Rowling hat es sich bei der Entwicklung ihres Privatdetektivs nicht einfach gemacht, weil es diese Art vom Ermittler heute nicht mehr gibt. Ein Privatdetektiv hat kaum die Möglichkeit, in einem Mordfall zu ermitteln und man muss sich schon etwas einfallen lassen, um ein glaubhaftes Szenario zu entwerfen, bei dem das gelingen kann. Nicht, dass mich das in irgendeiner Weise interessieren würde, aber Rowling gelingt es, Strikes Fälle legitim darzustellen. Dabei hat sie mit Cormoran Strike auch noch einen höchst interessanten Detektiv entworfen. Er ist als uneheliches Kind eines alternden Rockstars sogar selbst eine kleine Berühmtheit und schafft es unter all den zahlreichen Ermittlern, die es mittlerweile gibt, zu den besten ihrer Zunft aufzusteigen.

Die Beziehung zwischen Cormoran und Robin entwickelt sich hier auf interessante Weise, und einer der Haupthandlungsstränge hier betrifft die Ausweitung ihrer bisherigen Rolle. Robins Beziehung zu ihrem langjährigen Verlobten Matthew steht weiterhin unter seinem rigorosen Unmut, dass seine baldige Frau, die als Sekretärin anderswo bei weitem mehr Geld verdienen könnte, für einen – für ihn – windigen Detektiv arbeiten will.

Strike weist in einer seiner Überlegungen den Leser darauf hin, dass die Bedingung dafür, dass Robin mit ihrem Verlobten zusammenbleibt, darin besteht, dass sie „nicht sie selbst ist“, und es gibt eine allgemeinere Betrachtung über die Schwierigkeiten, sich von einer langjährigen Liebe zu trennen.

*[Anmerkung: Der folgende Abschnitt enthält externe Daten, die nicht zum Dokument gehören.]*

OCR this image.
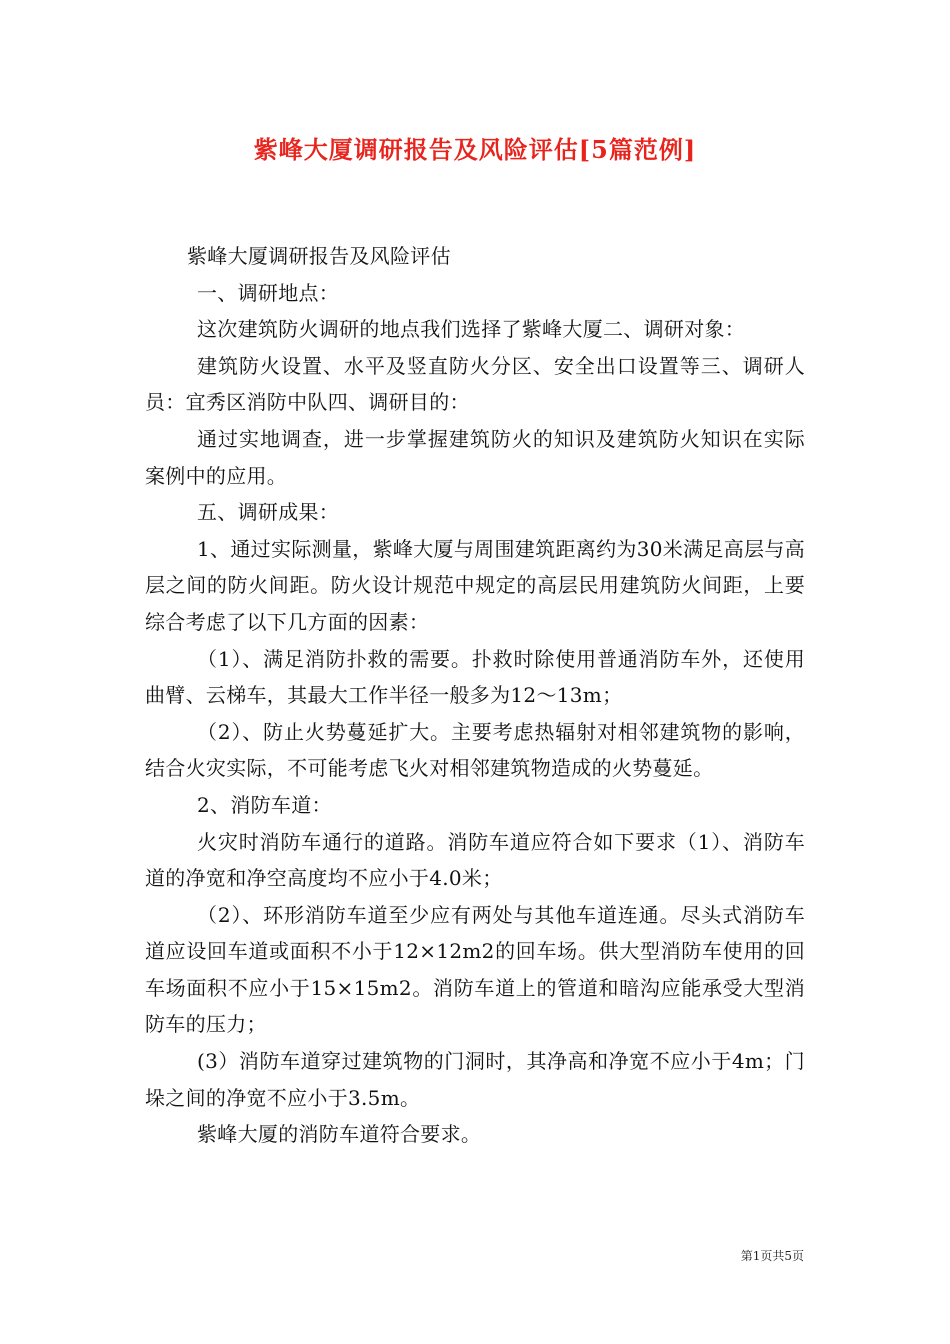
紫峰大厦调研报告及风险评估[5篇范例]

紫峰大厦调研报告及风险评估

一、调研地点：

这次建筑防火调研的地点我们选择了紫峰大厦二、调研对象：

建筑防火设置、水平及竖直防火分区、安全出口设置等三、调研人员：宜秀区消防中队四、调研目的：

通过实地调查，进一步掌握建筑防火的知识及建筑防火知识在实际案例中的应用。

五、调研成果：

1、通过实际测量，紫峰大厦与周围建筑距离约为30米满足高层与高层之间的防火间距。防火设计规范中规定的高层民用建筑防火间距，上要综合考虑了以下几方面的因素：

（1）、满足消防扑救的需要。扑救时除使用普通消防车外，还使用曲臂、云梯车，其最大工作半径一般多为12～13m；

（2）、防止火势蔓延扩大。主要考虑热辐射对相邻建筑物的影响，结合火灾实际，不可能考虑飞火对相邻建筑物造成的火势蔓延。

2、消防车道：

火灾时消防车通行的道路。消防车道应符合如下要求（1）、消防车道的净宽和净空高度均不应小于4.0米；

（2）、环形消防车道至少应有两处与其他车道连通。尽头式消防车道应设回车道或面积不小于12×12m2的回车场。供大型消防车使用的回车场面积不应小于15×15m2。消防车道上的管道和暗沟应能承受大型消防车的压力；

(3）消防车道穿过建筑物的门洞时，其净高和净宽不应小于4m；门垛之间的净宽不应小于3.5m。

紫峰大厦的消防车道符合要求。

第1页共5页
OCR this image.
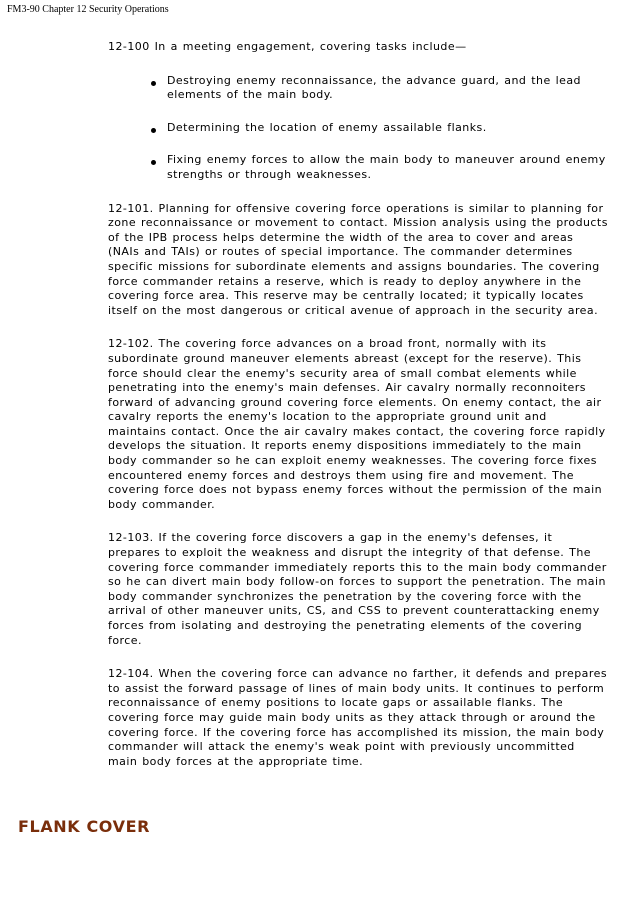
FM3-90 Chapter 12 Security Operations

12-100 In a meeting engagement, covering tasks include—

Destroying enemy reconnaissance, the advance guard, and the lead elements of the main body.
Determining the location of enemy assailable flanks.
Fixing enemy forces to allow the main body to maneuver around enemy strengths or through weaknesses.

12-101. Planning for offensive covering force operations is similar to planning for zone reconnaissance or movement to contact. Mission analysis using the products of the IPB process helps determine the width of the area to cover and areas (NAIs and TAIs) or routes of special importance. The commander determines specific missions for subordinate elements and assigns boundaries. The covering force commander retains a reserve, which is ready to deploy anywhere in the covering force area. This reserve may be centrally located; it typically locates itself on the most dangerous or critical avenue of approach in the security area.

12-102. The covering force advances on a broad front, normally with its subordinate ground maneuver elements abreast (except for the reserve). This force should clear the enemy's security area of small combat elements while penetrating into the enemy's main defenses. Air cavalry normally reconnoiters forward of advancing ground covering force elements. On enemy contact, the air cavalry reports the enemy's location to the appropriate ground unit and maintains contact. Once the air cavalry makes contact, the covering force rapidly develops the situation. It reports enemy dispositions immediately to the main body commander so he can exploit enemy weaknesses. The covering force fixes encountered enemy forces and destroys them using fire and movement. The covering force does not bypass enemy forces without the permission of the main body commander.

12-103. If the covering force discovers a gap in the enemy's defenses, it prepares to exploit the weakness and disrupt the integrity of that defense. The covering force commander immediately reports this to the main body commander so he can divert main body follow-on forces to support the penetration. The main body commander synchronizes the penetration by the covering force with the arrival of other maneuver units, CS, and CSS to prevent counterattacking enemy forces from isolating and destroying the penetrating elements of the covering force.

12-104. When the covering force can advance no farther, it defends and prepares to assist the forward passage of lines of main body units. It continues to perform reconnaissance of enemy positions to locate gaps or assailable flanks. The covering force may guide main body units as they attack through or around the covering force. If the covering force has accomplished its mission, the main body commander will attack the enemy's weak point with previously uncommitted main body forces at the appropriate time.

FLANK COVER
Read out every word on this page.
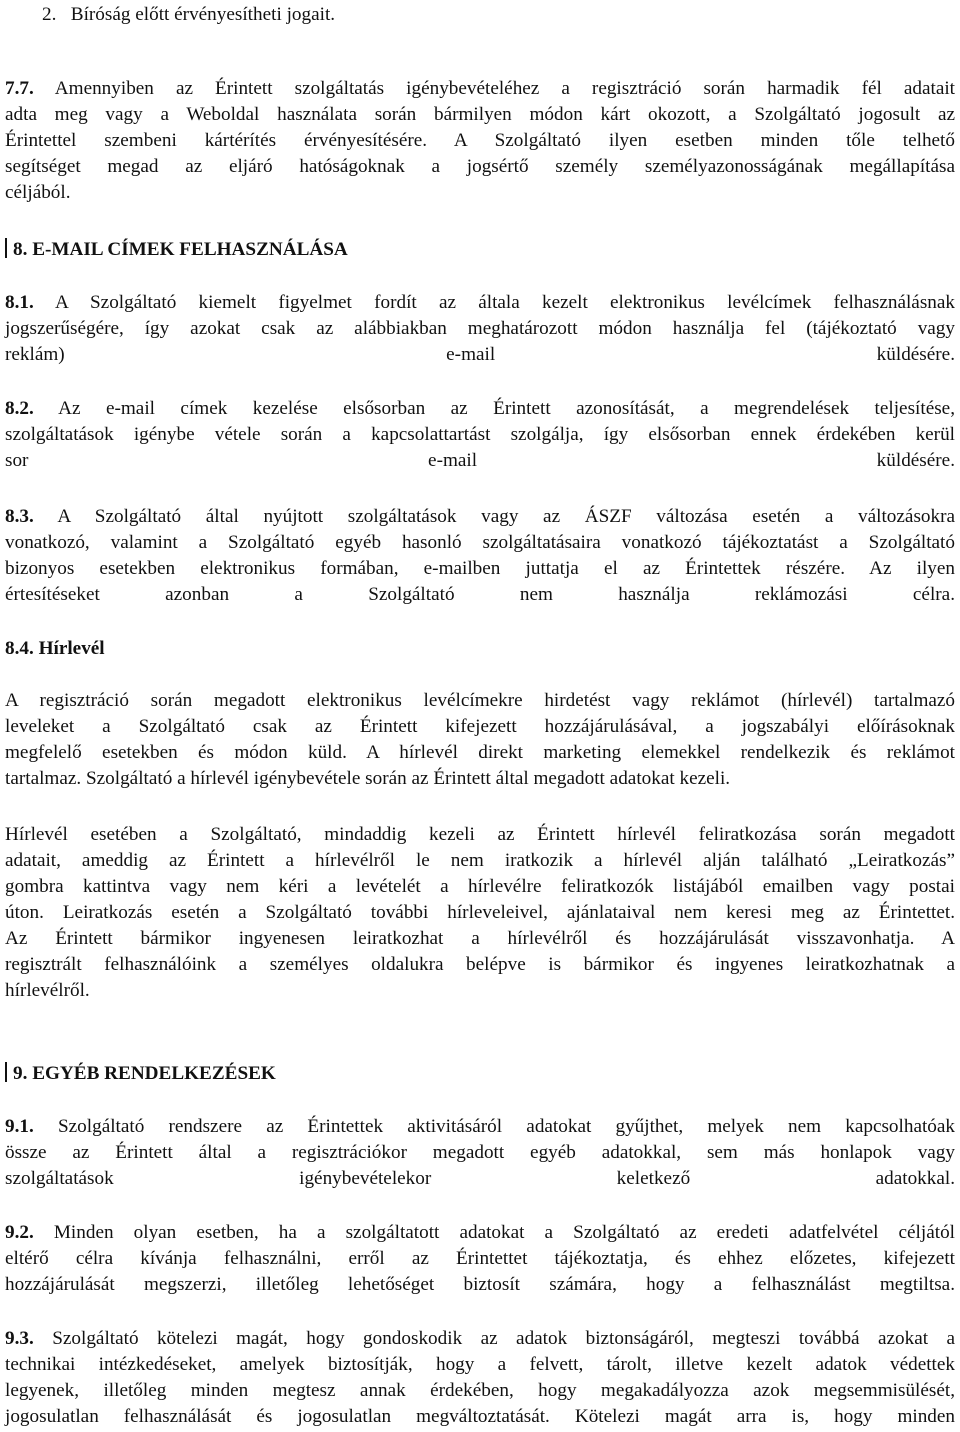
2. Bíróság előtt érvényesítheti jogait.
7.7. Amennyiben az Érintett szolgáltatás igénybevételéhez a regisztráció során harmadik fél adatait
adta meg vagy a Weboldal használata során bármilyen módon kárt okozott, a Szolgáltató jogosult az
Érintettel szembeni kártérítés érvényesítésére. A Szolgáltató ilyen esetben minden tőle telhető
segítséget megad az eljáró hatóságoknak a jogsértő személy személyazonosságának megállapítása
céljából.
8. E-MAIL CÍMEK FELHASZNÁLÁSA
8.1. A Szolgáltató kiemelt figyelmet fordít az általa kezelt elektronikus levélcímek felhasználásnak
jogszerűségére, így azokat csak az alábbiakban meghatározott módon használja fel (tájékoztató vagy
reklám) e-mail küldésére.
8.2. Az e-mail címek kezelése elsősorban az Érintett azonosítását, a megrendelések teljesítése,
szolgáltatások igénybe vétele során a kapcsolattartást szolgálja, így elsősorban ennek érdekében kerül
sor e-mail küldésére.
8.3. A Szolgáltató által nyújtott szolgáltatások vagy az ÁSZF változása esetén a változásokra
vonatkozó, valamint a Szolgáltató egyéb hasonló szolgáltatásaira vonatkozó tájékoztatást a Szolgáltató
bizonyos esetekben elektronikus formában, e-mailben juttatja el az Érintettek részére. Az ilyen
értesítéseket azonban a Szolgáltató nem használja reklámozási célra.
8.4. Hírlevél
A regisztráció során megadott elektronikus levélcímekre hirdetést vagy reklámot (hírlevél) tartalmazó
leveleket a Szolgáltató csak az Érintett kifejezett hozzájárulásával, a jogszabályi előírásoknak
megfelelő esetekben és módon küld. A hírlevél direkt marketing elemekkel rendelkezik és reklámot
tartalmaz. Szolgáltató a hírlevél igénybevétele során az Érintett által megadott adatokat kezeli.
Hírlevél esetében a Szolgáltató, mindaddig kezeli az Érintett hírlevél feliratkozása során megadott
adatait, ameddig az Érintett a hírlevélről le nem iratkozik a hírlevél alján található „Leiratkozás”
gombra kattintva vagy nem kéri a levételét a hírlevélre feliratkozók listájából emailben vagy postai
úton. Leiratkozás esetén a Szolgáltató további hírleveleivel, ajánlataival nem keresi meg az Érintettet.
Az Érintett bármikor ingyenesen leiratkozhat a hírlevélről és hozzájárulását visszavonhatja. A
regisztrált felhasználóink a személyes oldalukra belépve is bármikor és ingyenes leiratkozhatnak a
hírlevélről.
9. EGYÉB RENDELKEZÉSEK
9.1. Szolgáltató rendszere az Érintettek aktivitásáról adatokat gyűjthet, melyek nem kapcsolhatóak
össze az Érintett által a regisztrációkor megadott egyéb adatokkal, sem más honlapok vagy
szolgáltatások igénybevételekor keletkező adatokkal.
9.2. Minden olyan esetben, ha a szolgáltatott adatokat a Szolgáltató az eredeti adatfelvétel céljától
eltérő célra kívánja felhasználni, erről az Érintettet tájékoztatja, és ehhez előzetes, kifejezett
hozzájárulását megszerzi, illetőleg lehetőséget biztosít számára, hogy a felhasználást megtiltsa.
9.3. Szolgáltató kötelezi magát, hogy gondoskodik az adatok biztonságáról, megteszi továbbá azokat a
technikai intézkedéseket, amelyek biztosítják, hogy a felvett, tárolt, illetve kezelt adatok védettek
legyenek, illetőleg minden megtesz annak érdekében, hogy megakadályozza azok megsemmisülését,
jogosulatlan felhasználását és jogosulatlan megváltoztatását. Kötelezi magát arra is, hogy minden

Es gibt eine ganze Reihe dysfunktionaler Paare in „Der Seidenspinner“, von den trunksüchtigen Waldegraves über die kaltblütige Arroganz der Fancourts, der repressiven Chards bis hin zu den überaus seltsamen Quines. Leonora Quine ist eine wunderbar gezeichnete Figur: verkorkst und mürrisch, nur mit ihrer Tochter beschäftigt und ziemlich desinteressiert an ihrem Mann. Sie las seine Bücher nur, sobald sie einen ordentlichen Einband hatten, und sie weigert sich hartnäckig, von der Entwicklung der Ereignisse schockiert zu sein. In beiden Teilen von Cormoran Strikes Abenteuern ging es mehr um die Beziehungen zwischen den Figuren als um das Endziel, und in der Tat scheint der wahrhaftigste Bösewicht von allen Cormorans ehemalige Verlobte Charlotte zu sein, die so etwas wie die Irene Adler für Holmes ist. Dabei wird sie zwar andauernd erwähnt, ist aber noch nicht wirklich in Erscheinung getreten.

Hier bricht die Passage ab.